Simeon High School lost two students in September in separate shootings that happened just hours apart on Chicago’s South Side. 

Jamari Williams, a 15-year-old junior varsity football player, was shot shortly after dismissal near a popular hangout for students just down the street from the school when police say a black car approached and someone opened fired. 

"To see something tragic like this happen, it's heartbreaking," football coach Darryl Smith told WLS-TV following Williams’ death. "It's just like a broken record, every day we turn the news on, another child shot, another teenager shot, and when you have some sort of contact with the child it's heartbreaking."

Four hours later, 15-year-old Kentrell McNeal, who volunteered for Good Kids Mad City, a group that fights to end violence, was shot and killed outside a Hyde Park McDonald's. A 14-year-old companion with McNeal was also wounded in the shooting. 

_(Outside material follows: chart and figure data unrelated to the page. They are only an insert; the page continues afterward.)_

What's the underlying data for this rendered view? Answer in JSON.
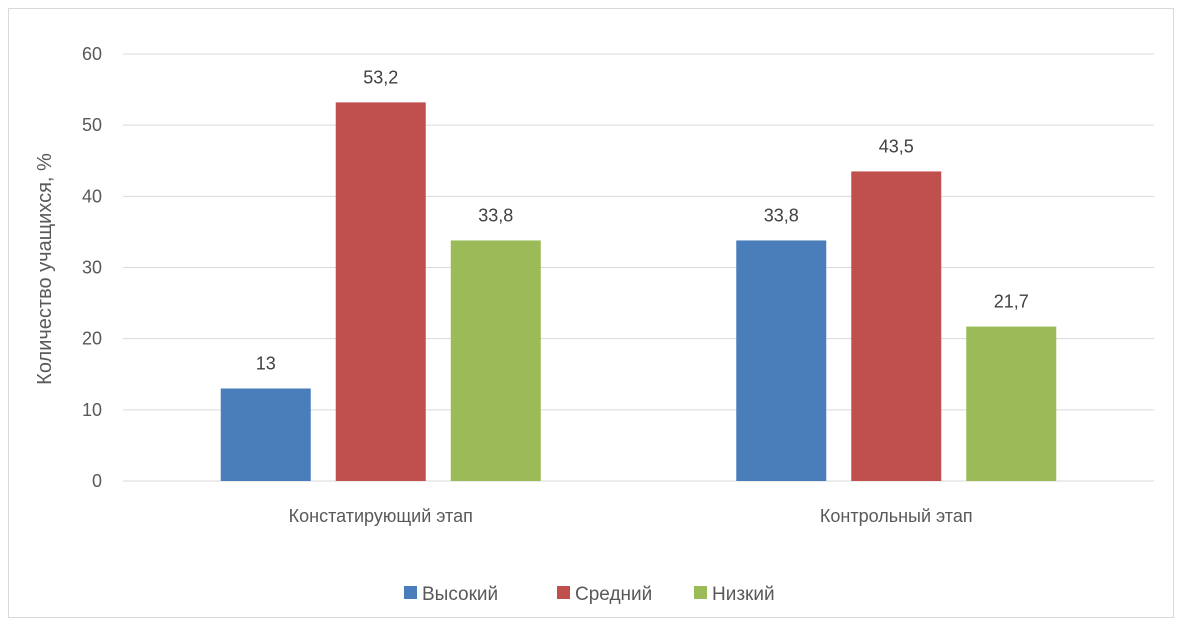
{
  "chart_data": {
    "type": "bar",
    "categories": [
      "Констатирующий этап",
      "Контрольный этап"
    ],
    "series": [
      {
        "name": "Высокий",
        "values": [
          13,
          33.8
        ],
        "labels": [
          "13",
          "33,8"
        ],
        "color": "#4a7ebb"
      },
      {
        "name": "Средний",
        "values": [
          53.2,
          43.5
        ],
        "labels": [
          "53,2",
          "43,5"
        ],
        "color": "#c0504d"
      },
      {
        "name": "Низкий",
        "values": [
          33.8,
          21.7
        ],
        "labels": [
          "33,8",
          "21,7"
        ],
        "color": "#9bbb59"
      }
    ],
    "ylabel": "Количество учащихся, %",
    "ylim": [
      0,
      60
    ],
    "yticks": [
      0,
      10,
      20,
      30,
      40,
      50,
      60
    ],
    "grid": true,
    "legend": "bottom"
  }
}
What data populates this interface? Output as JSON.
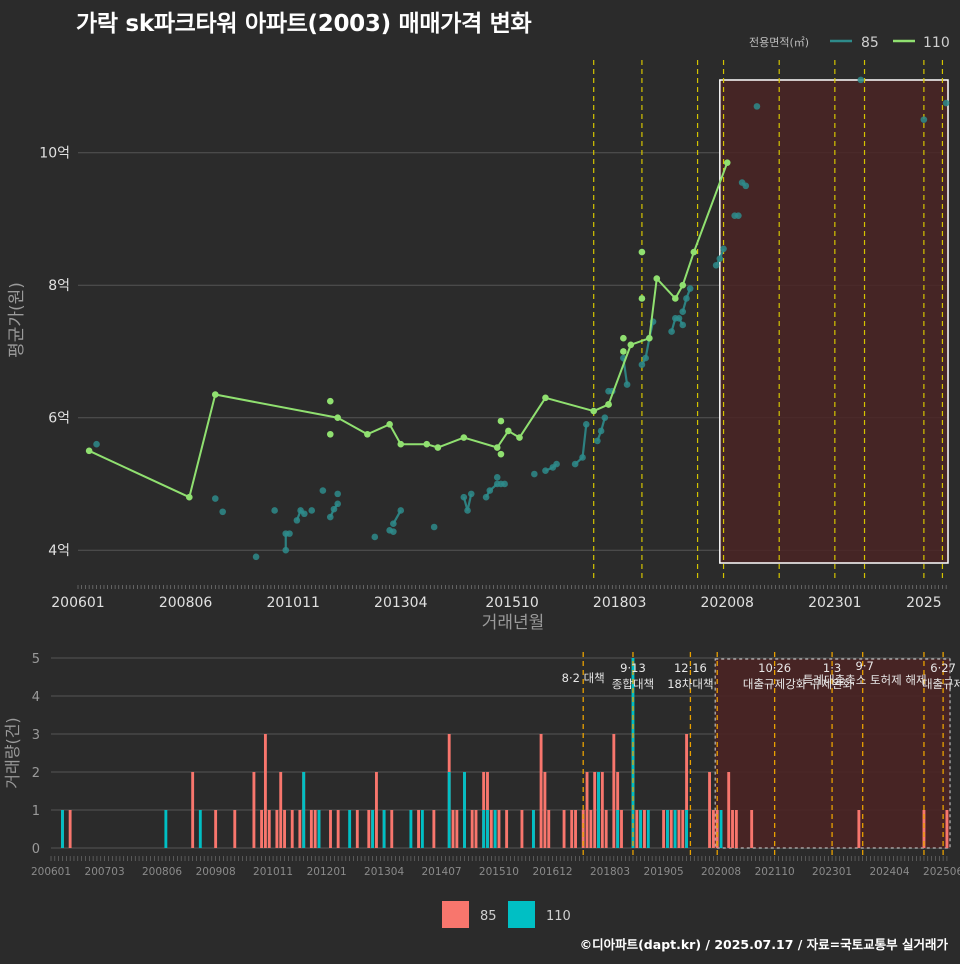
{
  "title": "가락 sk파크타워 아파트(2003) 매매가격 변화",
  "credit": "©디아파트(dapt.kr) / 2025.07.17 / 자료=국토교통부 실거래가",
  "colors": {
    "background": "#2b2b2b",
    "s85": "#2e8b8b",
    "s110": "#90e070",
    "bar85": "#f8766d",
    "bar110": "#00bfc4",
    "policy_line": "#d4c400",
    "highlight_fill": "#4a2424",
    "highlight_border": "#ffffff"
  },
  "chart_data": [
    {
      "type": "line",
      "name": "price",
      "ylabel": "평균가(원)",
      "xlabel": "거래년월",
      "ylim": [
        3.55,
        11.4
      ],
      "yticks": [
        {
          "v": 4,
          "label": "4억"
        },
        {
          "v": 6,
          "label": "6억"
        },
        {
          "v": 8,
          "label": "8억"
        },
        {
          "v": 10,
          "label": "10억"
        }
      ],
      "xticks": [
        "200601",
        "200806",
        "201011",
        "201304",
        "201510",
        "201803",
        "202008",
        "202301",
        "2025"
      ],
      "legend": {
        "title": "전용면적(㎡)",
        "placement": "top-right",
        "items": [
          {
            "key": "s85",
            "label": "85"
          },
          {
            "key": "s110",
            "label": "110"
          }
        ]
      },
      "policy_lines": [
        "2017-08",
        "2018-09",
        "2019-12",
        "2020-07",
        "2021-10",
        "2023-01",
        "2023-09",
        "2025-01",
        "2025-06"
      ],
      "highlight": {
        "from": "2020-06",
        "to": "2025-07"
      },
      "series": [
        {
          "key": "s85",
          "name": "85",
          "segments": [
            [
              [
                "2006-06",
                5.6
              ]
            ],
            [
              [
                "2009-02",
                4.78
              ]
            ],
            [
              [
                "2009-04",
                4.58
              ]
            ],
            [
              [
                "2010-01",
                3.9
              ]
            ],
            [
              [
                "2010-06",
                4.6
              ]
            ],
            [
              [
                "2010-09",
                4.0
              ],
              [
                "2010-09",
                4.25
              ],
              [
                "2010-10",
                4.25
              ]
            ],
            [
              [
                "2010-12",
                4.45
              ],
              [
                "2011-01",
                4.6
              ],
              [
                "2011-02",
                4.55
              ]
            ],
            [
              [
                "2011-04",
                4.6
              ]
            ],
            [
              [
                "2011-07",
                4.9
              ]
            ],
            [
              [
                "2011-09",
                4.5
              ],
              [
                "2011-10",
                4.62
              ],
              [
                "2011-11",
                4.7
              ]
            ],
            [
              [
                "2011-11",
                4.85
              ]
            ],
            [
              [
                "2012-09",
                4.2
              ]
            ],
            [
              [
                "2013-01",
                4.3
              ],
              [
                "2013-02",
                4.28
              ]
            ],
            [
              [
                "2013-02",
                4.4
              ],
              [
                "2013-04",
                4.6
              ]
            ],
            [
              [
                "2014-01",
                4.35
              ]
            ],
            [
              [
                "2014-09",
                4.8
              ],
              [
                "2014-10",
                4.6
              ],
              [
                "2014-11",
                4.85
              ]
            ],
            [
              [
                "2015-03",
                4.8
              ],
              [
                "2015-04",
                4.9
              ],
              [
                "2015-06",
                5.0
              ]
            ],
            [
              [
                "2015-06",
                5.1
              ]
            ],
            [
              [
                "2015-07",
                5.0
              ],
              [
                "2015-08",
                5.0
              ]
            ],
            [
              [
                "2016-04",
                5.15
              ]
            ],
            [
              [
                "2016-07",
                5.2
              ],
              [
                "2016-09",
                5.25
              ],
              [
                "2016-10",
                5.3
              ]
            ],
            [
              [
                "2017-03",
                5.3
              ],
              [
                "2017-05",
                5.4
              ],
              [
                "2017-06",
                5.9
              ]
            ],
            [
              [
                "2017-09",
                5.65
              ],
              [
                "2017-10",
                5.8
              ],
              [
                "2017-11",
                6.0
              ]
            ],
            [
              [
                "2017-12",
                6.4
              ],
              [
                "2018-01",
                6.4
              ]
            ],
            [
              [
                "2018-04",
                6.9
              ],
              [
                "2018-05",
                6.5
              ]
            ],
            [
              [
                "2018-09",
                6.8
              ],
              [
                "2018-10",
                6.9
              ],
              [
                "2018-11",
                7.2
              ],
              [
                "2018-12",
                7.45
              ]
            ],
            [
              [
                "2019-05",
                7.3
              ],
              [
                "2019-06",
                7.5
              ],
              [
                "2019-07",
                7.5
              ],
              [
                "2019-08",
                7.4
              ]
            ],
            [
              [
                "2019-08",
                7.6
              ],
              [
                "2019-09",
                7.8
              ],
              [
                "2019-10",
                7.95
              ]
            ],
            [
              [
                "2020-05",
                8.3
              ],
              [
                "2020-06",
                8.4
              ],
              [
                "2020-07",
                8.55
              ]
            ],
            [
              [
                "2020-10",
                9.05
              ],
              [
                "2020-11",
                9.05
              ]
            ],
            [
              [
                "2020-12",
                9.55
              ],
              [
                "2021-01",
                9.5
              ]
            ],
            [
              [
                "2021-04",
                10.7
              ]
            ],
            [
              [
                "2023-08",
                11.1
              ]
            ],
            [
              [
                "2025-01",
                10.5
              ]
            ],
            [
              [
                "2025-07",
                10.75
              ]
            ]
          ]
        },
        {
          "key": "s110",
          "name": "110",
          "points": [
            [
              "2006-04",
              5.5
            ],
            [
              "2008-07",
              4.8
            ],
            [
              "2009-02",
              6.35
            ],
            [
              "2011-11",
              6.0
            ],
            [
              "2012-07",
              5.75
            ],
            [
              "2013-01",
              5.9
            ],
            [
              "2013-04",
              5.6
            ],
            [
              "2013-11",
              5.6
            ],
            [
              "2014-02",
              5.55
            ],
            [
              "2014-09",
              5.7
            ],
            [
              "2015-06",
              5.55
            ],
            [
              "2015-09",
              5.8
            ],
            [
              "2015-12",
              5.7
            ],
            [
              "2016-07",
              6.3
            ],
            [
              "2017-08",
              6.1
            ],
            [
              "2017-12",
              6.2
            ],
            [
              "2018-06",
              7.1
            ],
            [
              "2018-11",
              7.2
            ],
            [
              "2019-01",
              8.1
            ],
            [
              "2019-06",
              7.8
            ],
            [
              "2019-08",
              8.0
            ],
            [
              "2019-11",
              8.5
            ],
            [
              "2020-08",
              9.85
            ]
          ],
          "extra_points": [
            [
              "2011-09",
              6.25
            ],
            [
              "2011-09",
              5.75
            ],
            [
              "2015-07",
              5.45
            ],
            [
              "2015-07",
              5.95
            ],
            [
              "2017-12",
              6.2
            ],
            [
              "2018-04",
              7.2
            ],
            [
              "2018-04",
              7.0
            ],
            [
              "2018-09",
              8.5
            ],
            [
              "2018-09",
              7.8
            ]
          ]
        }
      ]
    },
    {
      "type": "bar",
      "name": "volume",
      "ylabel": "거래량(건)",
      "ylim": [
        0,
        5
      ],
      "yticks": [
        "0",
        "1",
        "2",
        "3",
        "4",
        "5"
      ],
      "xticks": [
        "200601",
        "200703",
        "200806",
        "200908",
        "201011",
        "201201",
        "201304",
        "201407",
        "201510",
        "201612",
        "201803",
        "201905",
        "202008",
        "202110",
        "202301",
        "202404",
        "202506"
      ],
      "legend": [
        {
          "key": "bar85",
          "label": "85"
        },
        {
          "key": "bar110",
          "label": "110"
        }
      ],
      "policies": [
        {
          "month": "2017-08",
          "lines": [
            "8·2 대책"
          ]
        },
        {
          "month": "2018-09",
          "lines": [
            "9·13",
            "종합대책"
          ]
        },
        {
          "month": "2019-12",
          "lines": [
            "12·16",
            "18차대책"
          ]
        },
        {
          "month": "2020-07",
          "lines": []
        },
        {
          "month": "2021-10",
          "lines": [
            "10·26",
            "대출규제강화"
          ]
        },
        {
          "month": "2023-01",
          "lines": [
            "1·3",
            "규제완화"
          ]
        },
        {
          "month": "2023-09",
          "lines": [
            "9·7",
            "특례대출축소 토허제 해제"
          ]
        },
        {
          "month": "2025-01",
          "lines": []
        },
        {
          "month": "2025-06",
          "lines": [
            "6·27",
            "대출규제"
          ]
        }
      ],
      "highlight": {
        "from": "2020-07",
        "to": "2025-07"
      },
      "bars": [
        [
          "2006-04",
          1,
          1
        ],
        [
          "2006-06",
          1,
          0
        ],
        [
          "2008-07",
          0,
          1
        ],
        [
          "2009-02",
          2,
          0
        ],
        [
          "2009-04",
          0,
          1
        ],
        [
          "2009-08",
          1,
          0
        ],
        [
          "2010-01",
          1,
          0
        ],
        [
          "2010-06",
          2,
          0
        ],
        [
          "2010-08",
          1,
          0
        ],
        [
          "2010-09",
          3,
          0
        ],
        [
          "2010-10",
          1,
          0
        ],
        [
          "2010-12",
          1,
          0
        ],
        [
          "2011-01",
          2,
          0
        ],
        [
          "2011-02",
          1,
          0
        ],
        [
          "2011-04",
          1,
          0
        ],
        [
          "2011-06",
          1,
          0
        ],
        [
          "2011-07",
          2,
          2
        ],
        [
          "2011-09",
          1,
          0
        ],
        [
          "2011-10",
          1,
          0
        ],
        [
          "2011-11",
          1,
          1
        ],
        [
          "2012-02",
          1,
          0
        ],
        [
          "2012-04",
          1,
          0
        ],
        [
          "2012-07",
          0,
          1
        ],
        [
          "2012-09",
          1,
          0
        ],
        [
          "2012-12",
          1,
          0
        ],
        [
          "2013-01",
          1,
          1
        ],
        [
          "2013-02",
          2,
          0
        ],
        [
          "2013-04",
          1,
          1
        ],
        [
          "2013-06",
          1,
          0
        ],
        [
          "2013-11",
          0,
          1
        ],
        [
          "2014-01",
          1,
          0
        ],
        [
          "2014-02",
          0,
          1
        ],
        [
          "2014-05",
          1,
          0
        ],
        [
          "2014-09",
          3,
          2
        ],
        [
          "2014-10",
          1,
          0
        ],
        [
          "2014-11",
          1,
          0
        ],
        [
          "2015-01",
          2,
          2
        ],
        [
          "2015-03",
          1,
          0
        ],
        [
          "2015-04",
          1,
          0
        ],
        [
          "2015-06",
          2,
          1
        ],
        [
          "2015-07",
          2,
          1
        ],
        [
          "2015-08",
          1,
          0
        ],
        [
          "2015-09",
          1,
          1
        ],
        [
          "2015-10",
          1,
          0
        ],
        [
          "2015-12",
          1,
          0
        ],
        [
          "2016-04",
          1,
          0
        ],
        [
          "2016-07",
          1,
          1
        ],
        [
          "2016-09",
          3,
          0
        ],
        [
          "2016-10",
          2,
          0
        ],
        [
          "2016-11",
          1,
          0
        ],
        [
          "2017-03",
          1,
          0
        ],
        [
          "2017-05",
          1,
          0
        ],
        [
          "2017-06",
          1,
          0
        ],
        [
          "2017-08",
          1,
          0
        ],
        [
          "2017-09",
          2,
          0
        ],
        [
          "2017-10",
          1,
          0
        ],
        [
          "2017-11",
          2,
          0
        ],
        [
          "2017-12",
          2,
          2
        ],
        [
          "2018-01",
          2,
          0
        ],
        [
          "2018-02",
          1,
          0
        ],
        [
          "2018-04",
          3,
          0
        ],
        [
          "2018-05",
          2,
          1
        ],
        [
          "2018-06",
          1,
          0
        ],
        [
          "2018-09",
          3,
          5
        ],
        [
          "2018-10",
          1,
          0
        ],
        [
          "2018-11",
          1,
          1
        ],
        [
          "2018-12",
          1,
          0
        ],
        [
          "2019-01",
          0,
          1
        ],
        [
          "2019-05",
          1,
          0
        ],
        [
          "2019-06",
          1,
          1
        ],
        [
          "2019-07",
          1,
          0
        ],
        [
          "2019-08",
          1,
          1
        ],
        [
          "2019-09",
          1,
          0
        ],
        [
          "2019-10",
          1,
          0
        ],
        [
          "2019-11",
          3,
          1
        ],
        [
          "2020-05",
          2,
          0
        ],
        [
          "2020-06",
          1,
          0
        ],
        [
          "2020-07",
          1,
          0
        ],
        [
          "2020-08",
          0,
          1
        ],
        [
          "2020-10",
          2,
          0
        ],
        [
          "2020-11",
          1,
          0
        ],
        [
          "2020-12",
          1,
          0
        ],
        [
          "2021-04",
          1,
          0
        ],
        [
          "2023-08",
          1,
          0
        ],
        [
          "2025-01",
          1,
          0
        ],
        [
          "2025-07",
          1,
          0
        ]
      ]
    }
  ]
}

"It's heartbreaking. They call it the Simeon curse because we lose a student every year," a student at the same high school, Aie'rianna Williams, told WLS-TV at the time. "When is it going to stop? Because we all know when we graduate it's not going to stop. We're going to hear about it again, and again. It's tiring." 

As virtual learning was still in effect in 2020, school communities mourned the losses of their students killed due to gun violence through virtual therapy sessions. Now that in-person learning has resumed, administrators say grieving a classmate’s death takes time. 


Shortly after students at John Hay Community Academy began their summer 2020 break, parents received a mass email announcing that 13-year-old student Amaria Jones had been killed. She was struck by stray bullet in her living room over Father’s Day weekend. 

"We’re still dealing with her death. It’s part of a day-to-day process," Principal Latrese Mathis, recalling how students wore purple in September to remember Jones’ birthday. "The schools are a place of healing. But at the same time it’s still a work in progress. Because there’s nothing that gets you over this. It’s very hard to see a child murdered."